Altman Defends AI Resource Use, Dismisses Water Concerns as Fake
OpenAI CEO Sam Altman defended AI resource usage at the India AI Impact Summit in New Delhi on Feb. 19, 2026, calling water-use claims 'completely untrue, totally insane.' He argued that while total AI energy consumption is rising, the path forward is cleaner power sources such as nuclear, wind, and solar. He also noted that water cooling is not the core issue—new centers can avoid water, but many still rely on cooling water.
Key Takeaways
- Altman called claims that ChatGPT uses gallons of water per query 'completely untrue, totally insane.'
- He acknowledged rising AI energy use but urged power from cleaner sources like nuclear, wind, and solar.
- Water cooling is not the core issue; some centers avoid water, but many still rely on cooling water.
- Xylem and Global Water Intelligence project water cooling draw could triple over the next 25 years as compute demand grows.

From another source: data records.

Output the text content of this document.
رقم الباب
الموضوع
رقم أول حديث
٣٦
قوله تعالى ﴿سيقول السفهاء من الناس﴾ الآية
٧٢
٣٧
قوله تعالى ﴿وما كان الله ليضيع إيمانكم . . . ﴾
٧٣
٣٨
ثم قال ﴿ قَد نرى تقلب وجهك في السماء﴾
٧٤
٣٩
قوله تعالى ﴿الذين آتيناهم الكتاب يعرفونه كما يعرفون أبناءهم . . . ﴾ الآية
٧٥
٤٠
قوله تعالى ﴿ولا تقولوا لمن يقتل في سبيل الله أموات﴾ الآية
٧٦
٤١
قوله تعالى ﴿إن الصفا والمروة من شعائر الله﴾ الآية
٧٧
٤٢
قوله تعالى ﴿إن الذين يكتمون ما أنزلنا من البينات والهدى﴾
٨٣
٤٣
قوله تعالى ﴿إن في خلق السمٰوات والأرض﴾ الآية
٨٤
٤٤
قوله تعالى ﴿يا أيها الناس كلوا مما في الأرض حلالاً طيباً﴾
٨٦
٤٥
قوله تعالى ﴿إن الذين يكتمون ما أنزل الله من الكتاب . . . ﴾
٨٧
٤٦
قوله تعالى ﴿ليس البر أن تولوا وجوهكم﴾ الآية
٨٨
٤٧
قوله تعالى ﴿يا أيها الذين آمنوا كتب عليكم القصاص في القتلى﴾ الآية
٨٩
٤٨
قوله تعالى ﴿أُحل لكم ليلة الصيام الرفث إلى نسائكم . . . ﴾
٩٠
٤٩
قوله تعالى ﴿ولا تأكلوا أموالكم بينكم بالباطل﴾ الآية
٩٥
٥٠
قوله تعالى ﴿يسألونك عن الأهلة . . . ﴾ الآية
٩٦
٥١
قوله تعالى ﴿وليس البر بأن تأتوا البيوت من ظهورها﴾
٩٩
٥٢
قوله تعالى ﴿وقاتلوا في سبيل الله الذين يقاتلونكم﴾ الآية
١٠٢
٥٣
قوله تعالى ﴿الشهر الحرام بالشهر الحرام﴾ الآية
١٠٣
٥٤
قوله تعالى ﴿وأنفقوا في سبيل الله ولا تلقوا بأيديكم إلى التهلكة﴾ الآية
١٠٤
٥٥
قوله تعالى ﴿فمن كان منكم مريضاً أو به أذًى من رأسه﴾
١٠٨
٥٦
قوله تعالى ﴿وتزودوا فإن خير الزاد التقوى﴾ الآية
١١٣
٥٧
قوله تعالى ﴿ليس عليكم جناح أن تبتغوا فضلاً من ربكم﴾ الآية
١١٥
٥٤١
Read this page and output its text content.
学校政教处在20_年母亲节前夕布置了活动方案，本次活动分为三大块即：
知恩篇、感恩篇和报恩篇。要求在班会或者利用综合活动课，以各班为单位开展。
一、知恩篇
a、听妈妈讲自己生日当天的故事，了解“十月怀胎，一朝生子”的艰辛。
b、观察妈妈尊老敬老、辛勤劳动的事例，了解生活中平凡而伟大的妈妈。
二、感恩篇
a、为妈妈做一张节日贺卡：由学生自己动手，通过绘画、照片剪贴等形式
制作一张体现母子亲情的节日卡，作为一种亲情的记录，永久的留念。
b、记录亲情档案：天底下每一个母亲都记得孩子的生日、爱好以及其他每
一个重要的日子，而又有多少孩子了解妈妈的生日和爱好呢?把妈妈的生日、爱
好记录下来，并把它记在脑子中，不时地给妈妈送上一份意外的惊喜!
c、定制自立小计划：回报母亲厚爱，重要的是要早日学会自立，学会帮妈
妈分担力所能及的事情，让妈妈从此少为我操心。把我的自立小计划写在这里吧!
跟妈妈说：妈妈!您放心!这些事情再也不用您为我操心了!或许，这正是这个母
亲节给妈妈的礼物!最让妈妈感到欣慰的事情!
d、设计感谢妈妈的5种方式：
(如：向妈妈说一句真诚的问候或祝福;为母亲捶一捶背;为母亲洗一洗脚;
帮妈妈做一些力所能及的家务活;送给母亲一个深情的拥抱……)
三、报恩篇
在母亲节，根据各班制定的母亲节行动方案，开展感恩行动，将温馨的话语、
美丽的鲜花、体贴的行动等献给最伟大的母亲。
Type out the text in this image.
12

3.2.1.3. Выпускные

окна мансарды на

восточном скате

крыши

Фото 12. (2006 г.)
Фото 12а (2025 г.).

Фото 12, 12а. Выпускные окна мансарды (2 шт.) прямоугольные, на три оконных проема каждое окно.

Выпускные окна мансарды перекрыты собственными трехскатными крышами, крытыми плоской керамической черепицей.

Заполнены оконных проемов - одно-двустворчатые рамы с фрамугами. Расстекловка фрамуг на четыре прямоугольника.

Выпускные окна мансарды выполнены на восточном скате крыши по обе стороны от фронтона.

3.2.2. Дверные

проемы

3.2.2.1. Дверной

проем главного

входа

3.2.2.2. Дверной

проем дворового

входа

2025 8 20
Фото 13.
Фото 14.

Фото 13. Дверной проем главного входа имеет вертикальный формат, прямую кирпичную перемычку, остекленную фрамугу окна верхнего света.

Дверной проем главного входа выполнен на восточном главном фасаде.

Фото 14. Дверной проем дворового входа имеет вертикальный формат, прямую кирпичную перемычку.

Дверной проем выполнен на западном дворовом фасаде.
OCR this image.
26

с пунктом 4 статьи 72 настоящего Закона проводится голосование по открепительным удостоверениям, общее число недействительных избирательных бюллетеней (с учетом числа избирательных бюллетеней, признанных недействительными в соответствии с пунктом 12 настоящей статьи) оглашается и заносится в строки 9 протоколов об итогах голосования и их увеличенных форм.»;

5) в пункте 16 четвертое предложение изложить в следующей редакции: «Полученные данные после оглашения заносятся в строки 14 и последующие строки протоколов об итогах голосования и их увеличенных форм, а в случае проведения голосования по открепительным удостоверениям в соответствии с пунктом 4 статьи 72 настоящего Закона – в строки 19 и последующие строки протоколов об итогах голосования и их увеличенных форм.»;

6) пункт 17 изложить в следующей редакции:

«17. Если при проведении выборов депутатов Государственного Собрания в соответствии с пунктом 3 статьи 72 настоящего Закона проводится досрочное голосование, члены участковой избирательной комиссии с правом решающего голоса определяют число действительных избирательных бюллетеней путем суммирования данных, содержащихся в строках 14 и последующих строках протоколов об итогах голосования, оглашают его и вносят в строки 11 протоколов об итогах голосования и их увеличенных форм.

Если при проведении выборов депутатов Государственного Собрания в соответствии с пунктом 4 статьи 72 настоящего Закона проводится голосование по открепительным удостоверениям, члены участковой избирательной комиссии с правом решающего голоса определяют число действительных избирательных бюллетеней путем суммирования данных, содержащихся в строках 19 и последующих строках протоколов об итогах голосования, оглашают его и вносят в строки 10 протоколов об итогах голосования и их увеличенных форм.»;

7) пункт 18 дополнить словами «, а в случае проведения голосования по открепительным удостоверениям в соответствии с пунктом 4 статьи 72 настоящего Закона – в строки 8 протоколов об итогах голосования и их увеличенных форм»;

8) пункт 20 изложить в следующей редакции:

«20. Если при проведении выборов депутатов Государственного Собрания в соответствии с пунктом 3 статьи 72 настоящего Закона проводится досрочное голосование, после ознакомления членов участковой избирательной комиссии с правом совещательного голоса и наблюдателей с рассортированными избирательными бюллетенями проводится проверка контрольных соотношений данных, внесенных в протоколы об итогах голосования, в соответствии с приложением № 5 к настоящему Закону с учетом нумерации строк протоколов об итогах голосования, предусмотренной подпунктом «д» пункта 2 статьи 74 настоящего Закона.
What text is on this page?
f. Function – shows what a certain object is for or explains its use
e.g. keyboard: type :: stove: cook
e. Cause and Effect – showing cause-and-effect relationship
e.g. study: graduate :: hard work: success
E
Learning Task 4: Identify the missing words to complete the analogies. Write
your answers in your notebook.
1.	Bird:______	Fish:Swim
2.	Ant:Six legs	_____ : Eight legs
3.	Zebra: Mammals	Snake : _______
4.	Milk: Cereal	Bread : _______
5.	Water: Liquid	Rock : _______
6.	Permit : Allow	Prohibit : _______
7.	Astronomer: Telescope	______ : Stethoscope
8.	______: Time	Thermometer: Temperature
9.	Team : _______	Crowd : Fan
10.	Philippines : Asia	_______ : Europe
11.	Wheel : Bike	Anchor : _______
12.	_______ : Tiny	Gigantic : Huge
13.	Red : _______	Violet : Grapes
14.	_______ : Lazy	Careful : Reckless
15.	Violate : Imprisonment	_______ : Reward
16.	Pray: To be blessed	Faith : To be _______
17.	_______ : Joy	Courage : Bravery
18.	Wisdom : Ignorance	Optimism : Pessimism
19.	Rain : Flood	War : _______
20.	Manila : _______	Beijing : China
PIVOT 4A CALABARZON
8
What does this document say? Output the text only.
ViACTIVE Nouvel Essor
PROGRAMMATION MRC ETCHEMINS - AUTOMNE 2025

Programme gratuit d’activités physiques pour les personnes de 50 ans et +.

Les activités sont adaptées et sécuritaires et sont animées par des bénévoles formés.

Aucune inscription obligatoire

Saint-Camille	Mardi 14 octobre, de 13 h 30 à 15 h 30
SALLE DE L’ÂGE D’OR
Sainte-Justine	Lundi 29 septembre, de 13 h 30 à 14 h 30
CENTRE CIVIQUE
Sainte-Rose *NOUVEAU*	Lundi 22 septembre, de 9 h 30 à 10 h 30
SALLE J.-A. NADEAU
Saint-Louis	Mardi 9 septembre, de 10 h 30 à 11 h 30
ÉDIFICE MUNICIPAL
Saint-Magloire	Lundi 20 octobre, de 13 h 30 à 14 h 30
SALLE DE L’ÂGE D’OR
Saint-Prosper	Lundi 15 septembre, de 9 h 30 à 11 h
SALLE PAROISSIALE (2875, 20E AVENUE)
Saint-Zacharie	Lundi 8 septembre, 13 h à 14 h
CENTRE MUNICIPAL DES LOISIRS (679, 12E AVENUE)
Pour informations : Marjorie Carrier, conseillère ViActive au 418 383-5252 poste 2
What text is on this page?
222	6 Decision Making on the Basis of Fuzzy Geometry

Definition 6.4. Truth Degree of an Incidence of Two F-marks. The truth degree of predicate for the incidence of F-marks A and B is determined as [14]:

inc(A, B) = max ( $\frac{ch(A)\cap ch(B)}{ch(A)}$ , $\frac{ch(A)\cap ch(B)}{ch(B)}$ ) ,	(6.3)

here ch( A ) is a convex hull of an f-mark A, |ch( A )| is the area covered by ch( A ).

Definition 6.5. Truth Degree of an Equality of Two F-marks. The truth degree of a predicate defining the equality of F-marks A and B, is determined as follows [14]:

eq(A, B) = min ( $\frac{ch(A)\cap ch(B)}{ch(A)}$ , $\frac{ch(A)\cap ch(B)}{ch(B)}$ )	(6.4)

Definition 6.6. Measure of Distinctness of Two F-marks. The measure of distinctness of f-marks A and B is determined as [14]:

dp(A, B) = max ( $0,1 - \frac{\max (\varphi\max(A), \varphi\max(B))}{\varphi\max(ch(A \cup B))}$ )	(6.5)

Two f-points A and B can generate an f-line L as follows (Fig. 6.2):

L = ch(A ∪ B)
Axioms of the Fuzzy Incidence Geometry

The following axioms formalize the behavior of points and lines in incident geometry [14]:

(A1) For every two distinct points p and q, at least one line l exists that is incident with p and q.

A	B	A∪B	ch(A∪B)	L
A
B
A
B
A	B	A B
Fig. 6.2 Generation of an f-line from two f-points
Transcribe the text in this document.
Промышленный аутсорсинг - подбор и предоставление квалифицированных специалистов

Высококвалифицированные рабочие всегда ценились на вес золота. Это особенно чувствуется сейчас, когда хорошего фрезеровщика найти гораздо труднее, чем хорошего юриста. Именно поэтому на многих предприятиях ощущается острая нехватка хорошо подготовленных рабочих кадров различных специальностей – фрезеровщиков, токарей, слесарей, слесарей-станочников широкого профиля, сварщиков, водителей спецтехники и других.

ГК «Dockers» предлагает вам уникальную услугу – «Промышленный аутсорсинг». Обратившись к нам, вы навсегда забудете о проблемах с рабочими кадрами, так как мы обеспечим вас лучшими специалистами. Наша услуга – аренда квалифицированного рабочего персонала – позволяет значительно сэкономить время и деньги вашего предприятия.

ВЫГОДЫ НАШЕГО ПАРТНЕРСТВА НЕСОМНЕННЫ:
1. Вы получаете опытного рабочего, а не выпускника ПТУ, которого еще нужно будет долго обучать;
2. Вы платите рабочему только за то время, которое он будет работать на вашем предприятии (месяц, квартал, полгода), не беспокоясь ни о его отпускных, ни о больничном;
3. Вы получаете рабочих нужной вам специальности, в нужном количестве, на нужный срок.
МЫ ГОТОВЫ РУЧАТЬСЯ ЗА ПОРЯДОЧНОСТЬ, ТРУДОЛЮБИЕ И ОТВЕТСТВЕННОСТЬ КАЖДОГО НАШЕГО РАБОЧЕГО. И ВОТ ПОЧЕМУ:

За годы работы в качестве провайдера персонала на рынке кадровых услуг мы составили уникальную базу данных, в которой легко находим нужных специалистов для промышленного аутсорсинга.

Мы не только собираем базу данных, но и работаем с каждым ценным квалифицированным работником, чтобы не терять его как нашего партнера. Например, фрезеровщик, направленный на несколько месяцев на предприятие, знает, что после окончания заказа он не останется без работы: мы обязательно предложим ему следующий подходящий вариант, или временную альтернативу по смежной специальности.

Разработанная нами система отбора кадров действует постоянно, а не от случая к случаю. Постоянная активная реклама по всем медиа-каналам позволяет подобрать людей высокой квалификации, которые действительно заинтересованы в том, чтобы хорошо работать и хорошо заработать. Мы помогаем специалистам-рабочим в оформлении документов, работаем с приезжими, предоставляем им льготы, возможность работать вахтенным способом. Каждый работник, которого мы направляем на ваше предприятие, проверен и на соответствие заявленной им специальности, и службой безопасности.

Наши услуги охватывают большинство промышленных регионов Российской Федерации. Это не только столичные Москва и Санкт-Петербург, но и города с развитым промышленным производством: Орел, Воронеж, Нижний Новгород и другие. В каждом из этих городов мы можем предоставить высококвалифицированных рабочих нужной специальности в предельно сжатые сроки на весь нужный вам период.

- Regulatory pushback on data-center projects persists, including a $1.5 billion San Marcos, Texas data center rejection.
People Involved
- Sam Altman OpenAI CEO
- Sridhar Vembu Zoho Corporation CEO
- Bill Gates Microsoft Co-founder
Entities Involved
- OpenAI Inc. AI research and deployment company
- Zoho Corporation Software company
- IMF - International Monetary Fund Global financial institution referenced in energy data
- Xylem Water technology company
- Global Water Intelligence Water industry market intelligence firm
- San Marcos City Council Local government body referenced for data-center decision
- India AI Impact Summit Event organizer in New Delhi
MarketMoodz Analysis
The remarks frame AI infrastructure as a battlespace over energy and water resources, with Altman leaning on cleaner power sources to support expansion. For investors, this signals continued capex appetites for data-center builds but with a clear tilt toward renewables and nuclear partnerships to mitigate grid and water-use risk.
Historically, data centers have traded cooling complexity for efficiency gains, and regulatory scrutiny has risen as siting and water impacts become focal points. The IMF data point on 2023 electricity use by data centers—paralleled by the Germany-France benchmark in some reports—highlights a global energy-supply challenge that could shape procurement strategies and long-cycle investments in AI infrastructure.
Watch for further data center siting decisions, regulator actions, and updates from major AI and cloud players on energy sourcing commitments, as these will affect timing and economics of AI deployments and related capex.